Album opener ‘Home’ is a chill, bluesy track kicking off with piano stylings and beefy, progressive support from the guitar. Rhythmically, there’s a soft but rolling touch from the airtight bass and drums, while the lead guitar lines are clever and harmonically rich.

By contrast, ‘Leaps and Bounds’ has a more hurried pace, complemented by sprinklings of slick piano lines from Clay Wulbrecht. The piece is chock-full of curious, mesmerizing melodies, along with a handy drum and bass interchange which holds down the rhythm.

The inventive and playful nature of jazz is rampant across Moments and Fragments. The chemistry between group members is evident as they effortlessly trade the spotlight without egos getting in the way.

Swinging in with odd time signatures is the piano-driven ‘Catch a Clue’. Rambling guitar lines and pouty drums dance in a trade-off amidst the improv-fueled action, as all members show off their technical proficiency without killing the vibe.

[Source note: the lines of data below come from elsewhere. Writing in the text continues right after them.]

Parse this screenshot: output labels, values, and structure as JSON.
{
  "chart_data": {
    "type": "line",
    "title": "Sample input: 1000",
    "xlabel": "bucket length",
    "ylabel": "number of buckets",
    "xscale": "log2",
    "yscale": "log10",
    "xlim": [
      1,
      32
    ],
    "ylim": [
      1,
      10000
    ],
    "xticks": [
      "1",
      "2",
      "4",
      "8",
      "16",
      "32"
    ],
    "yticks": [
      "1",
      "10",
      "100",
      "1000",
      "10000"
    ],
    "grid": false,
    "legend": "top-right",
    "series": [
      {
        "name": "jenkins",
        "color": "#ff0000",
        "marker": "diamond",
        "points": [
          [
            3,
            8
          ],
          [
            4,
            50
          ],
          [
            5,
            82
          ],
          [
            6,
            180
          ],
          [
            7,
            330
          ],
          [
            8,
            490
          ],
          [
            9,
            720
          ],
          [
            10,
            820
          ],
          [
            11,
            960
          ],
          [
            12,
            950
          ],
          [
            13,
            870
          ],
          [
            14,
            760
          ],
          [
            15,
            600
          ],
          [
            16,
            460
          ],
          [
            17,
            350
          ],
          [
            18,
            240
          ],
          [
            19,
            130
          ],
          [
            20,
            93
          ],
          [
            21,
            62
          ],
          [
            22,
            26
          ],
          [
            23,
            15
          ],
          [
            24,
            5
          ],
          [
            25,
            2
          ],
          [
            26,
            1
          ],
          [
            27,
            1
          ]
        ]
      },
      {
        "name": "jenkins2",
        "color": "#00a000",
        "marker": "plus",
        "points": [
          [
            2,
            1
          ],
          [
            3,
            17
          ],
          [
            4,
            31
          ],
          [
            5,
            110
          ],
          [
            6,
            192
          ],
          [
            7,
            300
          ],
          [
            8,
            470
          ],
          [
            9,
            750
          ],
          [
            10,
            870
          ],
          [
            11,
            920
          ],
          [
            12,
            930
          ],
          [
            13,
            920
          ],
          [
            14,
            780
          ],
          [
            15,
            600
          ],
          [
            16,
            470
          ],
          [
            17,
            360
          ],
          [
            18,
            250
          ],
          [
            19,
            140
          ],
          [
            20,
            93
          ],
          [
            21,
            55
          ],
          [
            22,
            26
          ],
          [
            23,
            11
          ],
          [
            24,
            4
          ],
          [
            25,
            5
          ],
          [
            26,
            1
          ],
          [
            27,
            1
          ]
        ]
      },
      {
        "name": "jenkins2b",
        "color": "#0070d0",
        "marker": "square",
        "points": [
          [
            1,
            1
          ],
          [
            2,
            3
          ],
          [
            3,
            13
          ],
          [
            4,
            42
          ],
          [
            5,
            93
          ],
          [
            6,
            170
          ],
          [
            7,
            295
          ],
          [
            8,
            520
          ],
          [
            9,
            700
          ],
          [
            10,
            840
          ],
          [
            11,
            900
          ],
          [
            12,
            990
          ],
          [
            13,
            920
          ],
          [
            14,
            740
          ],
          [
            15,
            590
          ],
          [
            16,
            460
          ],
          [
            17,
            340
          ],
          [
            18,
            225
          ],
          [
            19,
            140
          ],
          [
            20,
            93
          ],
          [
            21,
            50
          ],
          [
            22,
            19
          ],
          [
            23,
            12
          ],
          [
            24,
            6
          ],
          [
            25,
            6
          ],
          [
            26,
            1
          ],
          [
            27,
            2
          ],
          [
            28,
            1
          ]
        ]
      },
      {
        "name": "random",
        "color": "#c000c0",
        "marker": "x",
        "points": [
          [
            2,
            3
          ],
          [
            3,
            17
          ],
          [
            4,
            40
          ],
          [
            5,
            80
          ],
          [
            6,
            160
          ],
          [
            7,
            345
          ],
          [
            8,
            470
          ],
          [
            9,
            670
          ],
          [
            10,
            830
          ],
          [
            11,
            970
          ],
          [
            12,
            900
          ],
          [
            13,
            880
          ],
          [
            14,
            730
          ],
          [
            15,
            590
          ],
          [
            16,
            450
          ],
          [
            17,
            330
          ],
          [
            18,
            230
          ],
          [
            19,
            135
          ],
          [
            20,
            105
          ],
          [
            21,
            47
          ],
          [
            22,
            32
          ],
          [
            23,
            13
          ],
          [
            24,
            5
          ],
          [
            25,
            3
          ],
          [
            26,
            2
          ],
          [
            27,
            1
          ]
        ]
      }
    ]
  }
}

The latter half of the record explores a more atmospheric tone with greater experimentation. While the anxious tones on ‘Change of Pace’ border on modern rock, they are fused with an ominous ambience. Following this, ‘Mind Your F’ mollifies the situation with gliding harmonics and pretty bell tones. This one certainly hits a peak for meditative serenity on the record.

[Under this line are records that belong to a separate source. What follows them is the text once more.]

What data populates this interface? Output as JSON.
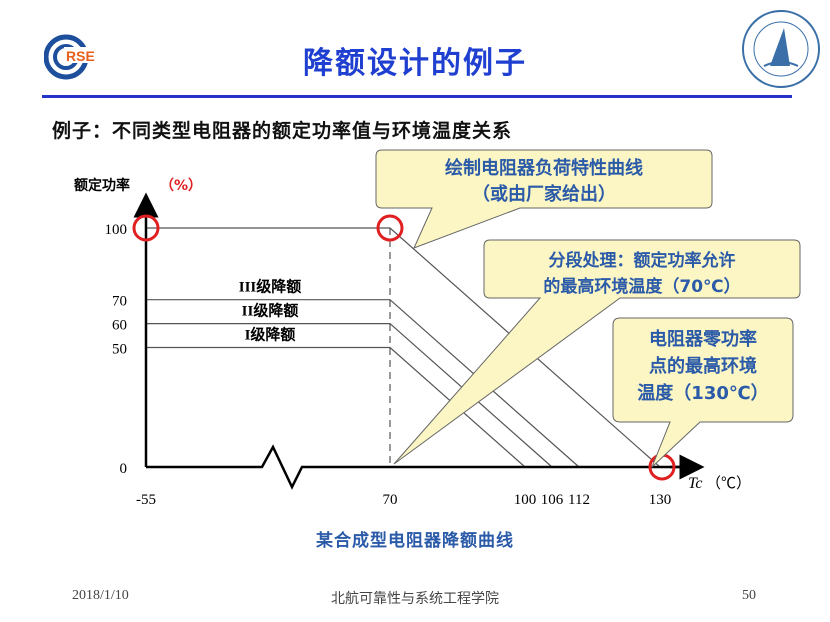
{
  "slide": {
    "title": "降额设计的例子",
    "subtitle": "例子：不同类型电阻器的额定功率值与环境温度关系",
    "caption": "某合成型电阻器降额曲线",
    "footer": {
      "date": "2018/1/10",
      "org": "北航可靠性与系统工程学院",
      "page": "50"
    },
    "logo_left_text": "RSE",
    "logo_right_text": "北京航空航天大学 BEIHANG UNIVERSITY 1952"
  },
  "colors": {
    "title": "#1f3fd0",
    "callout_fill": "#fbf6c4",
    "callout_text": "#2a5aa8",
    "marker": "#e02020"
  },
  "chart_data": {
    "type": "line",
    "ylabel": "额定功率",
    "ylabel_unit": "（%）",
    "xlabel": "Tc",
    "xlabel_unit": "（℃）",
    "x_ticks": [
      "-55",
      "70",
      "100",
      "106",
      "112",
      "130"
    ],
    "y_ticks": [
      "100",
      "70",
      "60",
      "50",
      "0"
    ],
    "x_axis_break": true,
    "series": [
      {
        "points": [
          [
            -55,
            100
          ],
          [
            70,
            100
          ],
          [
            130,
            0
          ]
        ]
      },
      {
        "name": "III级降额",
        "points": [
          [
            -55,
            70
          ],
          [
            70,
            70
          ],
          [
            112,
            0
          ]
        ]
      },
      {
        "name": "II级降额",
        "points": [
          [
            -55,
            60
          ],
          [
            70,
            60
          ],
          [
            106,
            0
          ]
        ]
      },
      {
        "name": "I级降额",
        "points": [
          [
            -55,
            50
          ],
          [
            70,
            50
          ],
          [
            100,
            0
          ]
        ]
      }
    ],
    "annotations": [
      {
        "text": [
          "绘制电阻器负荷特性曲线",
          "（或由厂家给出）"
        ]
      },
      {
        "text": [
          "分段处理：额定功率允许",
          "的最高环境温度（70℃）"
        ]
      },
      {
        "text": [
          "电阻器零功率",
          "点的最高环境",
          "温度（130℃）"
        ]
      }
    ]
  }
}
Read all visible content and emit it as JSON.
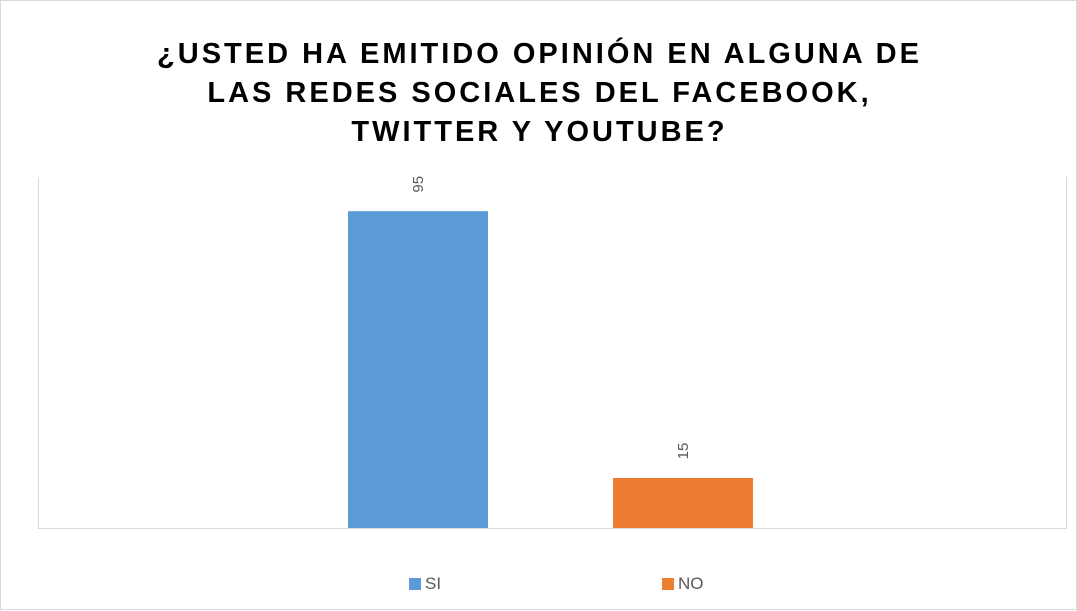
{
  "chart_data": {
    "type": "bar",
    "title_lines": [
      "¿USTED HA EMITIDO OPINIÓN EN ALGUNA DE",
      "LAS REDES SOCIALES DEL FACEBOOK,",
      "TWITTER Y YOUTUBE?"
    ],
    "categories": [
      "SI",
      "NO"
    ],
    "values": [
      95,
      15
    ],
    "data_labels": [
      "95",
      "15"
    ],
    "colors": [
      "#5b9bd5",
      "#ed7d31"
    ],
    "ylim": [
      0,
      100
    ],
    "grid": false,
    "legend": {
      "position": "bottom",
      "entries": [
        "SI",
        "NO"
      ]
    },
    "label_color": "#595959"
  }
}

Last is ‘That Sums It Up’, with almost jarring guitar riffs over glowing piano voicings and flashy drum fills. The drumming brings a lot of variety and personality to the table via sharp snare cracks, rolling toms, and intermittent splashes. As the crescendo begins, there is an almost psychedelic flair to their musical union.

Jazz schooling may be the core of #Bloomerangs’ mindset, but their playful use of other genres offers an insight into just how flexible jazz is. These musicians’ ears are not glued to the past, however, their fusion is far-reaching and modern in selection.